About the only step up would be actual aircraft.

“If the district would buy a plane, I’d be all for it,” Lewis said with a laugh.

To which Lewis replied, “We do what we can within reason. Brent is NOT getting a plane.”

In pre-COVID times, Lewis said he had about 20 – 24 students, with interest growing. This year, for the first time, the class will be open to Tesoro High students during school hours. After regular hours, it remains available to students from throughout the district.

Lewis also hopes to add a class on drone operation that will help students qualify to become Federal Aviation Administration certified and able to work commercially in the industry. Although hobbyists can fly drones, for commercial purposes, FAA certification is required and can be obtained by anyone 16 and older. Drones are used for photography, aerial inspections and, in the future it is expected, merchandise and food deliveries.

“The Aviation course trains students for careers as a commercial pilot but that translates to many industries and opportunities,” Romo said. “We have many students that have become pilots for personal use, some that have become employed in the industry (one is a docent at the aircraft museum at OC Airport.)”

Lewis said three former students are continuing their aviation studies in college, including one who is attending Embry-Riddle Aeronautical University in Arizona.

While at UC Santa Barbara, Lewis became fascinated by the aircraft that took off over campus.

“I worked two jobs and saved money for my pilot’s license,” he said.

After eight years as a commercial pilot, he left flying to spend time with his family. Lewis obtained his credential to teach English and “right now I’m trying to grow the aviation and technology classes.”

Breaking gender barriers

Lewis is particularly happy that Fredette, as a young woman, is tackling the traditionally male-dominated field of aviation, not to mention her goal of being a fighter pilot.

He says Fredette is one of three females to take his class, a number he would love to see grow as women continue to move into the fields of science, math and technology.

Romo echoes that emotion about women in aviation.

“They all make us proud, but we have a special place in our hearts for a female student who is breaking traditional roles to go on and become a fighter pilot,” she said, adding “Kudos to our teacher, Brent Lewis, for shining a light on the path to the many opportunities that await these students after high school.”

In the armed forces, the Air Force has  been a leader in opening doors for women. Still, while 28 percent of Air Force Academy cadets are women, only 6 percent are aviators, according to Air Force Times.

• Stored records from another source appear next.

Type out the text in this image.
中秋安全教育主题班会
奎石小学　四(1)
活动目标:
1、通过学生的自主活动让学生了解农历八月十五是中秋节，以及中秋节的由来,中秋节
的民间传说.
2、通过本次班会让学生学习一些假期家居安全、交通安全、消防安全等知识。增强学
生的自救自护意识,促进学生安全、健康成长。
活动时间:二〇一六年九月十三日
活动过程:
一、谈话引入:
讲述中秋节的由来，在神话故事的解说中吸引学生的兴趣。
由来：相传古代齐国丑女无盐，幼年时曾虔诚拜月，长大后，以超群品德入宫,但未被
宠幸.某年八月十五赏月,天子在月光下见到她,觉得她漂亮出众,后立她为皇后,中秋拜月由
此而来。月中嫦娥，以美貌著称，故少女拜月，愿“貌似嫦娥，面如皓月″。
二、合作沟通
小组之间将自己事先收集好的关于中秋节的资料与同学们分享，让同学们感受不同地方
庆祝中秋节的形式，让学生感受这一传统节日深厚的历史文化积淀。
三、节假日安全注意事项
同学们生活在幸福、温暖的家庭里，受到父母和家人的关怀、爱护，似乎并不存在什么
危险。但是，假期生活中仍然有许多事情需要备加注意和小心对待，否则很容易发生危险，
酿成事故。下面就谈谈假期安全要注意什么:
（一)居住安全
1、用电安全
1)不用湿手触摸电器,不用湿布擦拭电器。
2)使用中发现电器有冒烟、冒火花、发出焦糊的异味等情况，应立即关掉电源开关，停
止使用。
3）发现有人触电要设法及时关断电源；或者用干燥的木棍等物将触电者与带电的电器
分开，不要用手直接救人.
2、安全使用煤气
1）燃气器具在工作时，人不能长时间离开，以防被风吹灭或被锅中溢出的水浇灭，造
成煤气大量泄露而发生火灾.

However, Fredette said the disparity between men and women in aviation never entered her mind.

While flying is her dream, Fredette also plans to study engineering. If she does not make it into the Air Force Academy, Riddle is considering Embry-Riddle, other schools with strong aviation programs and possibly Reserve Officers Training Corps and then flight school.

When Romo talks about Fredette, she says, “Think Top Gun.”

Although Top Gun is technically about Navy fliers, and is THE movie for fighter pilot enthusiasts, you get the idea.

“I definitely thought about the Navy,” Fredette said. “But the people I met really pointed me in the direction of the Air Force.”

And if it all works, maybe Fredette can make everyone forget Maverick, Ice Man and Goose.